Thierry Wellhoff :  » Celui pourrait faire pencher l’élection a connu une trajectoire très particulière depuis quelques années au point qu’aujourd’hui il est difficile de le positionner comme un allié potentiel pour un grand candidat. Notre étude permet cependant d’éclaircir son positionnement perçu par les Français sur le plan des valeurs. En effet, nos résultats démontre que le choix des dix valeurs clefs les plus proches de Bayrou sont majoritairement de Gauche. On citera notamment l’humanisme et la démocratie, valeurs de Gauche selon notre échantillon, et qui arrivent dans le Top 5 des valeurs que les Français relient à François Bayrou. Ces éléments permettent d’imaginer un accord « idéologique » sans doute plus faisable avec Hollande qu’avec Sarkozy ».

Délits d’Opinion : Sur le plan des valeurs, quels liens peut-on identifier entre les celles de Marine Le Pen et de Nicolas Sarkozy ?

Thierry Wellhoff : « Les deux principaux candidats de droite partagent les dix mêmes valeurs aux yeux des Français. Si ce n’est pas dans le même ordre, ces indications confirment la proximité de perception de la part des Français entre les candidats de l’UMP et du Front National. On note par exemple une différence de hiérarchie sur la question du patriotisme où Marine Le Pen superforme à l’inverse de la notion de « performance » où c’est Sarkozy qui semble mieux l’incarner. Clairement, notre étude fait la démonstration que l’existence de valeurs fortes liées à une marque, ici un parti et une famille politique, sont autant d’atouts qui permettent de cliver et d’émerger auprès de certains électorats. Ces lignes de forces structurent ensuite le discours et renforcent la cohérence  tout au long de la campagne et au-delà ».

Délits d’Opinion : Dans quelle mesure les valeurs sont-elles en mesure d’influer sur le choix des urnes ?

Thierry Wellhoff : « Ce qui est certain c’est que l’élection de 2012 ne permettra pas au candidat élu de bénéficier de marges de manoeuvres importantes. Aussi, les valeurs aujourd’hui défendues par les candidats vont trouver une application directe dans la conduite des affaires.

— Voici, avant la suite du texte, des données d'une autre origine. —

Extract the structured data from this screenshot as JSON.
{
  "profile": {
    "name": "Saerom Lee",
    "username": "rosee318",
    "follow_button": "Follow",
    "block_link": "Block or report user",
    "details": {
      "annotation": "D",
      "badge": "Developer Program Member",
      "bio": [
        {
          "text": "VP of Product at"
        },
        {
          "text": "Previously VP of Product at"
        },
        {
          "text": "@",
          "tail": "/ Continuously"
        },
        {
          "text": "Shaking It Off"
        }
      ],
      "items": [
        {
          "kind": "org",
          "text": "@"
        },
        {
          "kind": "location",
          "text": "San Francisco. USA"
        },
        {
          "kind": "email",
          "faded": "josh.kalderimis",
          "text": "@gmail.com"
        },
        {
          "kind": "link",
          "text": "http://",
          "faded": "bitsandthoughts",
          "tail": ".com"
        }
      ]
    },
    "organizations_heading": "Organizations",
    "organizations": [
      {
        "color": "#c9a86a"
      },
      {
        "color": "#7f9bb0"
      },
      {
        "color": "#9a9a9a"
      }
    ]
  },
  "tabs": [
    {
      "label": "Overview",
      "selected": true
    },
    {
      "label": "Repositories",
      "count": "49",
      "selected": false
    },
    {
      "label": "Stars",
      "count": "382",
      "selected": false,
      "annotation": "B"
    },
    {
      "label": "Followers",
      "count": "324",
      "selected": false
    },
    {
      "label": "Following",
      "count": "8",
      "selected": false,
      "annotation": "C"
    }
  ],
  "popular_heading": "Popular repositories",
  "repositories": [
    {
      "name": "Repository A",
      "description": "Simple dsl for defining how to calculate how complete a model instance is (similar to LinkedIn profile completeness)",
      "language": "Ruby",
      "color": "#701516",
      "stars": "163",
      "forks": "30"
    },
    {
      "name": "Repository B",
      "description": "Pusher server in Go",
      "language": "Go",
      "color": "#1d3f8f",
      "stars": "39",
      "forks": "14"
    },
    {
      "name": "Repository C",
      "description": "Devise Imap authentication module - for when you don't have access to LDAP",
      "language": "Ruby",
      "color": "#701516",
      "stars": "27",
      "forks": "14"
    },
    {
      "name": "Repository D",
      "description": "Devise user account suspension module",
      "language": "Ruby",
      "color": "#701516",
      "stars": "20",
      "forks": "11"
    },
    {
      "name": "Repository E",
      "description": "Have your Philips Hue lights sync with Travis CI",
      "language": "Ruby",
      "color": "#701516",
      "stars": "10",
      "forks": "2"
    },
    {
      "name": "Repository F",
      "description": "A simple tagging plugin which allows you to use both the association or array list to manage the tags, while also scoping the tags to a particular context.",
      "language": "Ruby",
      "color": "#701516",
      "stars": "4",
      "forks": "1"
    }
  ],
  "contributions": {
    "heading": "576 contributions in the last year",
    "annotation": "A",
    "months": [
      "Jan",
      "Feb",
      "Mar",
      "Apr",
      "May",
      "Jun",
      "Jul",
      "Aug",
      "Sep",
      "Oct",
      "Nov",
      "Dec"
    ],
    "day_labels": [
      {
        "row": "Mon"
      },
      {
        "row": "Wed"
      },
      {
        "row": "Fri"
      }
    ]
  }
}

Il s’agira donc de voir si les Français, et en particulier les hésitants, ont préféré mettre l’accent sur la ré-assurance (sécurité, patriotisme) ou sur la générosité (humanisme, solidarité, fraternité).

En réalité on ne vote pas pour une somme de valeurs mais plutôt pour le candidat et sa capacité à démontrer qu’il entend être cohérent et défendre les valeurs qu’il défend. Au-delé des programmes et des projets qui, pour Hollande et Sarkozy, ne se différencient pas de manière très forte, les valeurs sont les lignes de fonds qui structurent la société et peuvent faire pencher l’élection à condition que les leaders parviennent à convaincre les citoyens de leur cohérence.